Perspective - (2022) Volume 10, Issue 10

Health Care Utilization and Mortality in Regional Variation
Jillian Rose*
 
Department of Health Care, University of California, Berkeley, United States
 
*Correspondence: Jillian Rose, Department of Health Care, University of California, Berkeley, United States, Email:

Received: 03-Oct-2022, Manuscript No. HCCR-22-18639; Editor assigned: 06-Oct-2022, Pre QC No. HCCR-22-18639(PQ); Reviewed: 20-Oct-2022, QC No. HCCR-22-18639; Revised: 27-Oct-2022, Manuscript No. HCCR-22-18639(R); Published: 04-Nov-2022, DOI: 10.35248/2375-4273.22.10.320

Description

As disparities are frequently not reflected in health outcomes geographic diversity in health care usage has generated concerns about potential inefficiencies in the health care system. We study regional variance in health care usage using extensive micro data and cross-region migration. According to our findings patient demand makes up the remaining 50% of the utilization differential between high and low usage regions. The remaining 50% is accounted for by geographical characteristics. Concerns about potential inefficiencies in the health care supply have been highlighted due to geographic variance in health care usage and high utilization locations frequently don't provide superior health outcomes, it may be especially worried that some regions are overspending on healthcare.

On the one hand if increased regional supply does not result in better health outcomes, heterogeneity in hospital region effects may point to inefficiently high usage. In this situation, efficiency benefits may result from lowering the use of healthcare in areas with abundant supply. However high supply areas actually have superior health outcomes, it might be more concerned about low utilization areas and the recommended policy response might involve increasing use rates. The phenomenon for regions with sicker people to have more demand for health care, pushing up average use rates, makes it difficult to the relationship between regional utilization and death rate.
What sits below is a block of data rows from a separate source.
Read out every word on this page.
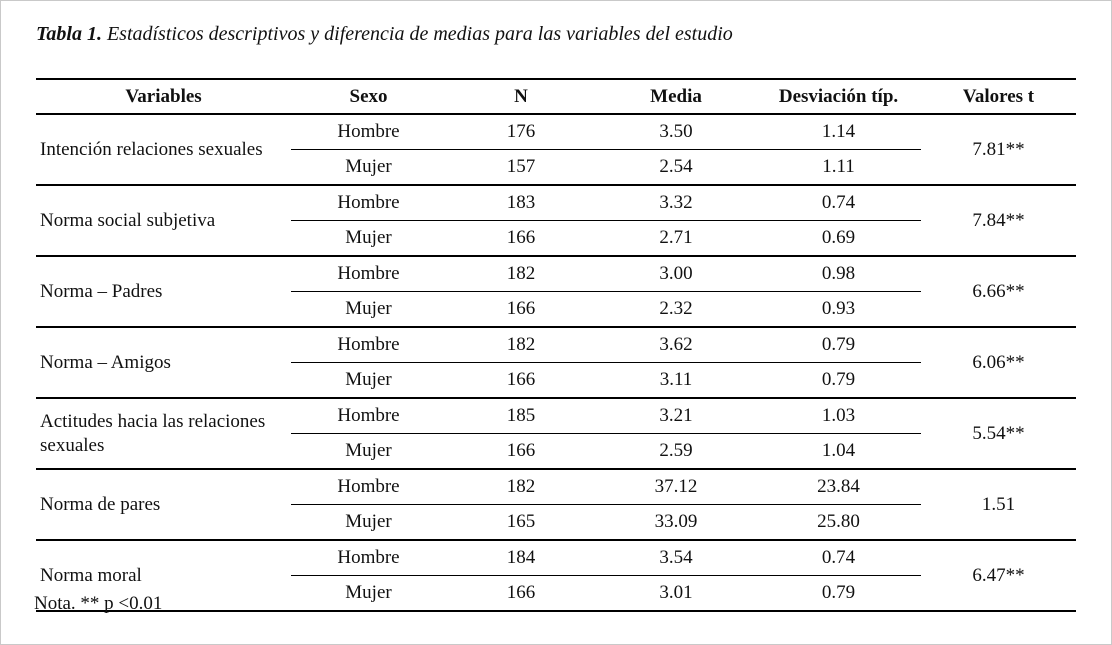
Tabla 1. Estadísticos descriptivos y diferencia de medias para las variables del estudio
Variables	Sexo	N	Media	Desviación típ.	Valores t
Intención relaciones sexuales	Hombre	176	3.50	1.14	7.81**
	Mujer	157	2.54	1.11	
Norma social subjetiva	Hombre	183	3.32	0.74	7.84**
	Mujer	166	2.71	0.69	
Norma – Padres	Hombre	182	3.00	0.98	6.66**
	Mujer	166	2.32	0.93	
Norma – Amigos	Hombre	182	3.62	0.79	6.06**
	Mujer	166	3.11	0.79	
Actitudes hacia las relaciones sexuales	Hombre	185	3.21	1.03	5.54**
	Mujer	166	2.59	1.04	
Norma de pares	Hombre	182	37.12	23.84	1.51
	Mujer	165	33.09	25.80	
Norma moral	Hombre	184	3.54	0.74	6.47**
	Mujer	166	3.01	0.79	
Nota. ** p <0.01
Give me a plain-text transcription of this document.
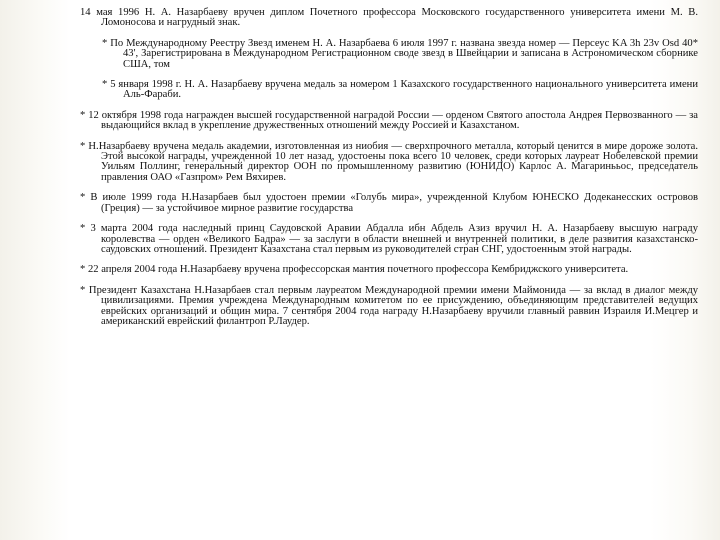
14 мая 1996 Н. А. Назарбаеву вручен диплом Почетного профессора Московского государственного университета имени М. В. Ломоносова и нагрудный знак.

* По Международному Реестру Звезд именем Н. А. Назарбаева 6 июля 1997 г. названа звезда номер — Персеус KA 3h 23v Osd 40* 43', Зарегистрирована в Международном Регистрационном своде звезд в Швейцарии и записана в Астрономическом сборнике США, том

* 5 января 1998 г. Н. А. Назарбаеву вручена медаль за номером 1 Казахского государственного национального университета имени Аль-Фараби.

* 12 октября 1998 года награжден высшей государственной наградой России — орденом Святого апостола Андрея Первозванного — за выдающийся вклад в укрепление дружественных отношений между Россией и Казахстаном.

* Н.Назарбаеву вручена медаль академии, изготовленная из ниобия — сверхпрочного металла, который ценится в мире дороже золота. Этой высокой награды, учрежденной 10 лет назад, удостоены пока всего 10 человек, среди которых лауреат Нобелевской премии Уильям Поллинг, генеральный директор ООН по промышленному развитию (ЮНИДО) Карлос А. Магаринььос, председатель правления ОАО «Газпром» Рем Вяхирев.

* В июле 1999 года Н.Назарбаев был удостоен премии «Голубь мира», учрежденной Клубом ЮНЕСКО Додеканесских островов (Греция) — за устойчивое мирное развитие государства

* 3 марта 2004 года наследный принц Саудовской Аравии Абдалла ибн Абдель Азиз вручил Н. А. Назарбаеву высшую награду королевства — орден «Великого Бадра» — за заслуги в области внешней и внутренней политики, в деле развития казахстанско-саудовских отношений. Президент Казахстана стал первым из руководителей стран СНГ, удостоенным этой награды.

* 22 апреля 2004 года Н.Назарбаеву вручена профессорская мантия почетного профессора Кембриджского университета.

* Президент Казахстана Н.Назарбаев стал первым лауреатом Международной премии имени Маймонида — за вклад в диалог между цивилизациями. Премия учреждена Международным комитетом по ее присуждению, объединяющим представителей ведущих еврейских организаций и общин мира. 7 сентября 2004 года награду Н.Назарбаеву вручили главный раввин Израиля И.Мецгер и американский еврейский филантроп Р.Лаудер.
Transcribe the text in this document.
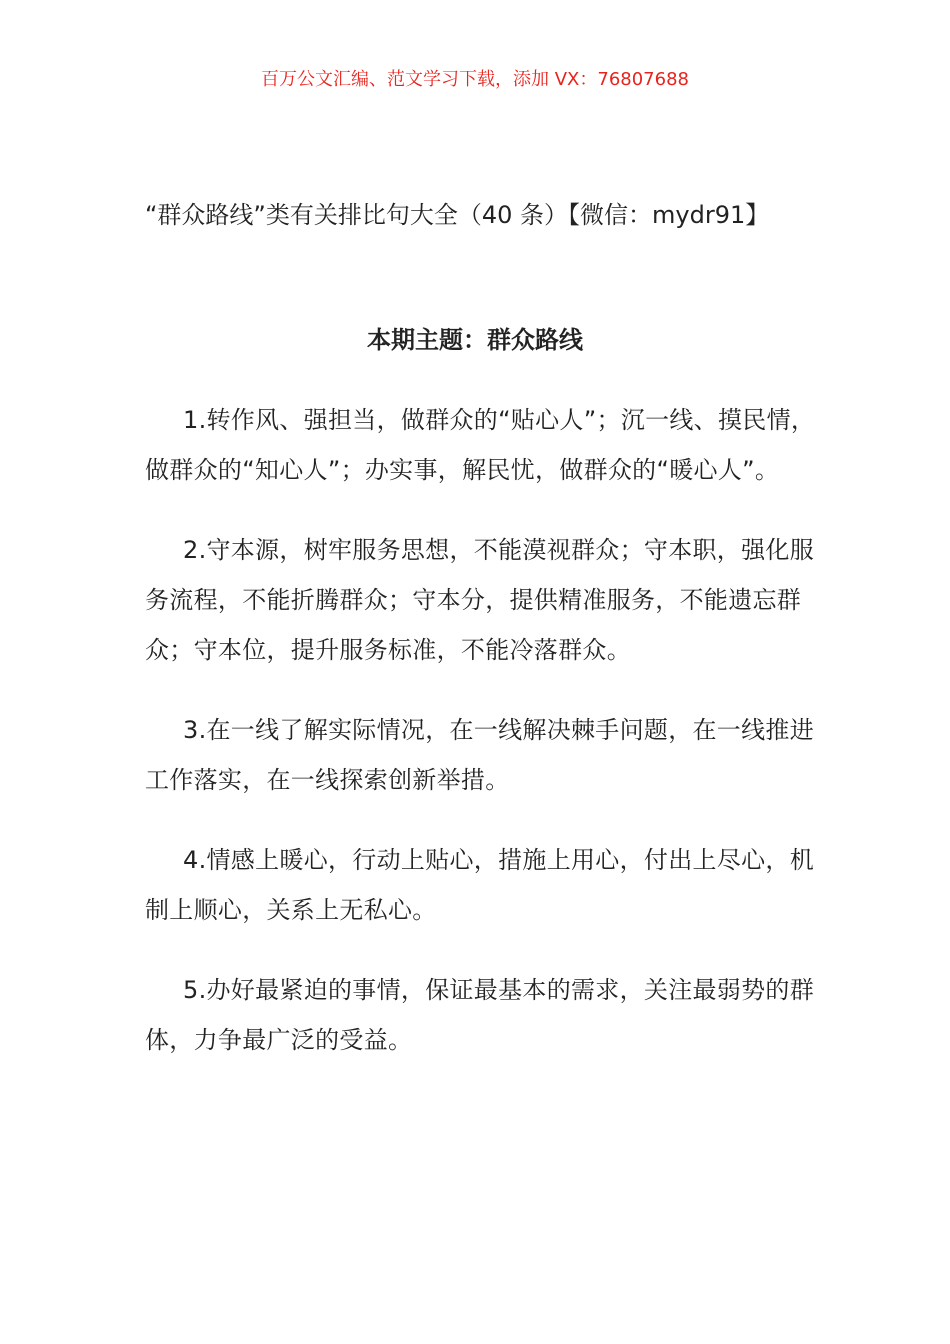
百万公文汇编、范文学习下载，添加 VX：76807688
“群众路线”类有关排比句大全（40 条）【微信：mydr91】
本期主题：群众路线

1.转作风、强担当，做群众的“贴心人”；沉一线、摸民情，做群众的“知心人”；办实事，解民忧，做群众的“暖心人”。

2.守本源，树牢服务思想，不能漠视群众；守本职，强化服务流程，不能折腾群众；守本分，提供精准服务，不能遗忘群众；守本位，提升服务标准，不能冷落群众。

3.在一线了解实际情况，在一线解决棘手问题，在一线推进工作落实，在一线探索创新举措。

4.情感上暖心，行动上贴心，措施上用心，付出上尽心，机制上顺心，关系上无私心。

5.办好最紧迫的事情，保证最基本的需求，关注最弱势的群体，力争最广泛的受益。
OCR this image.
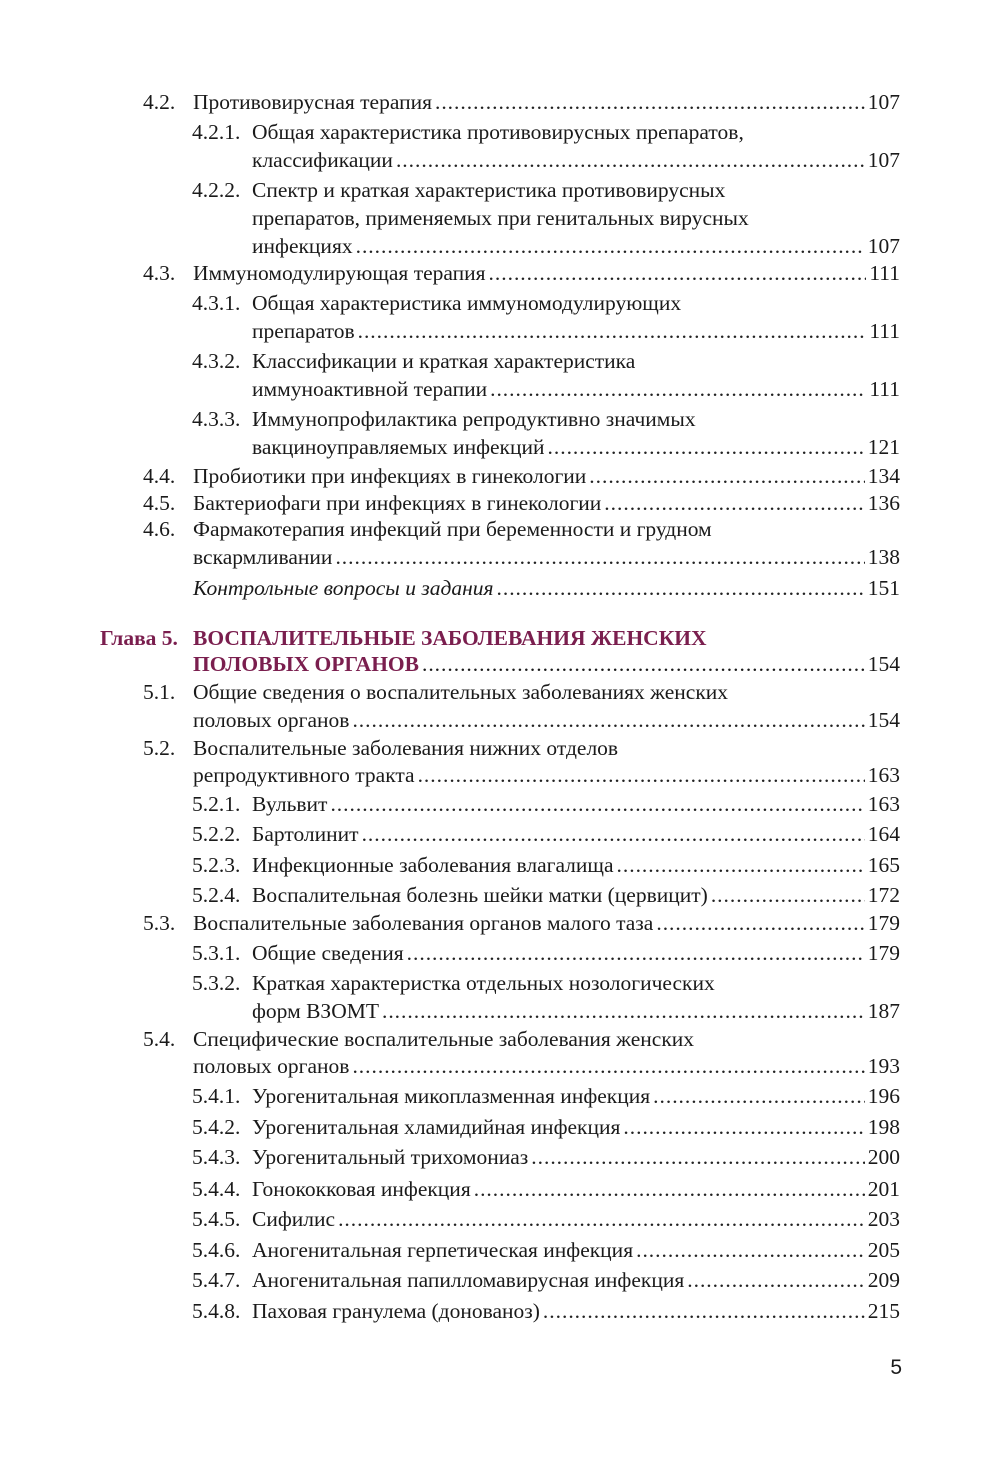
4.2. Противовирусная терапия . . .	107
4.2.1. Общая характеристика противовирусных препаратов,
классификации . . .	107
4.2.2. Спектр и краткая характеристика противовирусных
препаратов, применяемых при генитальных вирусных
инфекциях . . .	107
4.3. Иммуномодулирующая терапия . . .	111
4.3.1. Общая характеристика иммуномодулирующих
препаратов . . .	111
4.3.2. Классификации и краткая характеристика
иммуноактивной терапии . . .	111
4.3.3. Иммунопрофилактика репродуктивно значимых
вакциноуправляемых инфекций . . .	121
4.4. Пробиотики при инфекциях в гинекологии . . .	134
4.5. Бактериофаги при инфекциях в гинекологии . . .	136
4.6. Фармакотерапия инфекций при беременности и грудном
вскармливании . . .	138
Контрольные вопросы и задания . . .	151
Глава 5. ВОСПАЛИТЕЛЬНЫЕ ЗАБОЛЕВАНИЯ ЖЕНСКИХ
ПОЛОВЫХ ОРГАНОВ . . .	154
5.1. Общие сведения о воспалительных заболеваниях женских
половых органов . . .	154
5.2. Воспалительные заболевания нижних отделов
репродуктивного тракта . . .	163
5.2.1. Вульвит . . .	163
5.2.2. Бартолинит . . .	164
5.2.3. Инфекционные заболевания влагалища . . .	165
5.2.4. Воспалительная болезнь шейки матки (цервицит) . . .	172
5.3. Воспалительные заболевания органов малого таза . . .	179
5.3.1. Общие сведения . . .	179
5.3.2. Краткая характеристка отдельных нозологических
форм ВЗОМТ . . .	187
5.4. Специфические воспалительные заболевания женских
половых органов . . .	193
5.4.1. Урогенитальная микоплазменная инфекция . . .	196
5.4.2. Урогенитальная хламидийная инфекция . . .	198
5.4.3. Урогенитальный трихомониаз . . .	200
5.4.4. Гонококковая инфекция . . .	201
5.4.5. Сифилис . . .	203
5.4.6. Аногенитальная герпетическая инфекция . . .	205
5.4.7. Аногенитальная папилломавирусная инфекция . . .	209
5.4.8. Паховая гранулема (донованоз) . . .	215
5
Utilization rates and mortality will positively correlate as a result of this type of variable bias. Meanwhile a set of hospital region effects that are effectively free of patient demand determinants result from our empirical technique that takes advantage of interregional movement. To be clear the predicted hospital region effects could be caused by a variety of reasons, including local variations in the availability of healthcare services as well as environmental or societal issues. It anticipate stronger associations between location effects and mortality for illnesses where patients often use more hospital services in the months and years before death if regional variations in the availability of healthcare effect mortality rates for reasons with lower average consumption rates, such as deaths from external causes, these connections should be smaller.

The regional health authorities fund hospitals in accordance with rules established by the federal government. Differences in the utilization of specialist care could be caused by variations in the delivery of primary care. This could limit the potential for supply-driven demand and other moral hazard issues. Payments are made in accordance with diagnosis-specific rates that represent the typical cost of caring for any patient with that particular disease. This means that regardless of the patient's or the hospital's location or the real costs associated with treating the patient, any diagnosis will result in the same hospital. Additionally patients are free to select their own primary care provider at any time this applies to patients who transfer primary care physicians as a result of relocating to another location. On the one hand this results in more variety in primary care physicians among patients on the other hand it concerned that this will make the identifying assumptions less likely to hold for these changes as the choice of primary physician is likely to be endogenous to health.

Citation: Rose J (2022) Health Care Utilization and Mortality in Regional Variation. Health Care Curr Rev. 10:320.

Copyright: © 2022 Rose J. This is an open-access article distributed under the terms of the Creative Commons Attribution License, which permits unrestricted use, distribution, and reproduction in any medium, provided the original author and source are credited.